A foreigner (n) from my team encountered a good problem today. I asked if I would like to have a simulated interview. Although I am also an intern, N has rich experience in interviews, and I am also visiting others. So I made a decisive statement, sure. The problem is as follows (translated into Chinese for easy viewing ):
There is an integer array, a sub-array SA of this array, to find a sub-array that meets the following conditions
1. Sub-array contains SA
2. The sum of the sub-array is 0.
3. Small Sub-array
4. The sub-array must be continuous.
For example, if the array is {1,-1, 2, 8,-9, 4, 0}, SA is {8,-9}, that is, the subscript of the array is 3 (including) to the part where the subscript is 5 (not included) (the subscript starts from 0 ). Then the child array is {-1, 2, 8,-9 }.
>_< Before looking down, you can imagine what to do if you are an interviewer. The idea part is about 10 min >_<
My policy at that time was to first give me a simple and crude method and then change it slowly. The simple method is to enumerate every sequence that contains the sub-sequence. The complexity is O (n ^ 2 ). When the result is improved to the O (nlogn) method, the change fails. In desperation, I had to give up improving this method. Then I thought of enumerating from the left of the initial subsequence, enumerating the right of the subsequence, and finally calculating the intersection between the left and right sides. On the left or right side of the enumeration, only O (n) is required, but O (N ^ 2) is required for calculation ). It is still unsuccessful to reduce the complexity by using a method similar to sub-governance. Ask n later whether the subsequence meeting the condition exists. N the answer is that it must exist or not. For convenience, I choose to assume that it must exist and be unique. Therefore, we propose to remove the initial subsequence (hypothesis and sum) and find the continuous subsequence with the sum in the remaining array. The results were not optimized until the time was reached.

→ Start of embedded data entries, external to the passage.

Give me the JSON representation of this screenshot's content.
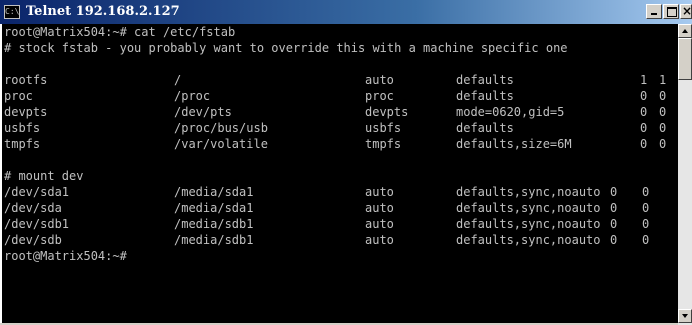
{
  "window": {
    "title": "Telnet 192.168.2.127",
    "icon": "console-icon",
    "icon_glyph": "C:\\",
    "colors": {
      "titlebar": "#0a246a",
      "console_bg": "#000000",
      "console_fg": "#c0c0c0"
    }
  },
  "terminal": {
    "prompt_command": "root@Matrix504:~# cat /etc/fstab",
    "comment": "# stock fstab - you probably want to override this with a machine specific one",
    "fstab_rows": [
      [
        "rootfs",
        "/",
        "auto",
        "defaults",
        "1",
        "1"
      ],
      [
        "proc",
        "/proc",
        "proc",
        "defaults",
        "0",
        "0"
      ],
      [
        "devpts",
        "/dev/pts",
        "devpts",
        "mode=0620,gid=5",
        "0",
        "0"
      ],
      [
        "usbfs",
        "/proc/bus/usb",
        "usbfs",
        "defaults",
        "0",
        "0"
      ],
      [
        "tmpfs",
        "/var/volatile",
        "tmpfs",
        "defaults,size=6M",
        "0",
        "0"
      ]
    ],
    "mount_comment": "# mount dev",
    "mount_rows": [
      [
        "/dev/sda1",
        "/media/sda1",
        "auto",
        "defaults,sync,noauto",
        "0",
        "0"
      ],
      [
        "/dev/sda",
        "/media/sda1",
        "auto",
        "defaults,sync,noauto",
        "0",
        "0"
      ],
      [
        "/dev/sdb1",
        "/media/sdb1",
        "auto",
        "defaults,sync,noauto",
        "0",
        "0"
      ],
      [
        "/dev/sdb",
        "/media/sdb1",
        "auto",
        "defaults,sync,noauto",
        "0",
        "0"
      ]
    ],
    "final_prompt": "root@Matrix504:~#"
  }
}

Enter the coding stage. N let me implement the algorithm that first enumerates the left and right sides and then computes the Left and Right intersections. A few minutes later, N looked at it and said "good. The interview is over.
Finally, I asked N for some feedback, which is summarized as follows:
A. At the beginning, confirm each condition with the interviewer. For example, does this sequence exist? Must the designed algorithm be a deterministic algorithm? Is a sub-sequence smaller? Is it a minimum sub-sequence? This is very important, because sometimes the interviewer will deliberately blur certain conditions, and then expect the interviewer to ask clearly; sometimes some conditions can direct you to think of a new idea, for example, can an algorithm be a random algorithm.
B. In the idea stage, check whether the subject's thinking is active. It is best to give the best idea. If you don't give it, you need to give as many methods as possible. The complexity of these algorithms can be the same, but the idea needs to be different. For example, the above sequence enumeration and the first enumeration of the left and right sides, and then the calculation intersection can be considered as two idea. In other words, if the optimization is not sure, the best practice is to first give several algorithms with the same complexity but different idea, and then select one for improvement. This allows you to maintain a good rating when you think of the best algorithm. As I did above, it would be quite a loss.
C. In the coding stage, we mainly observe whether the interviewer can successfully perform a simple coding, that is, there are almost no bugs when writing. This can only rely on the usual efforts. Then, during coding, note that you are currently in the interview. Do not set the variable name or function name too long. However, the best practice is to ask the interviewer what kind of code to view.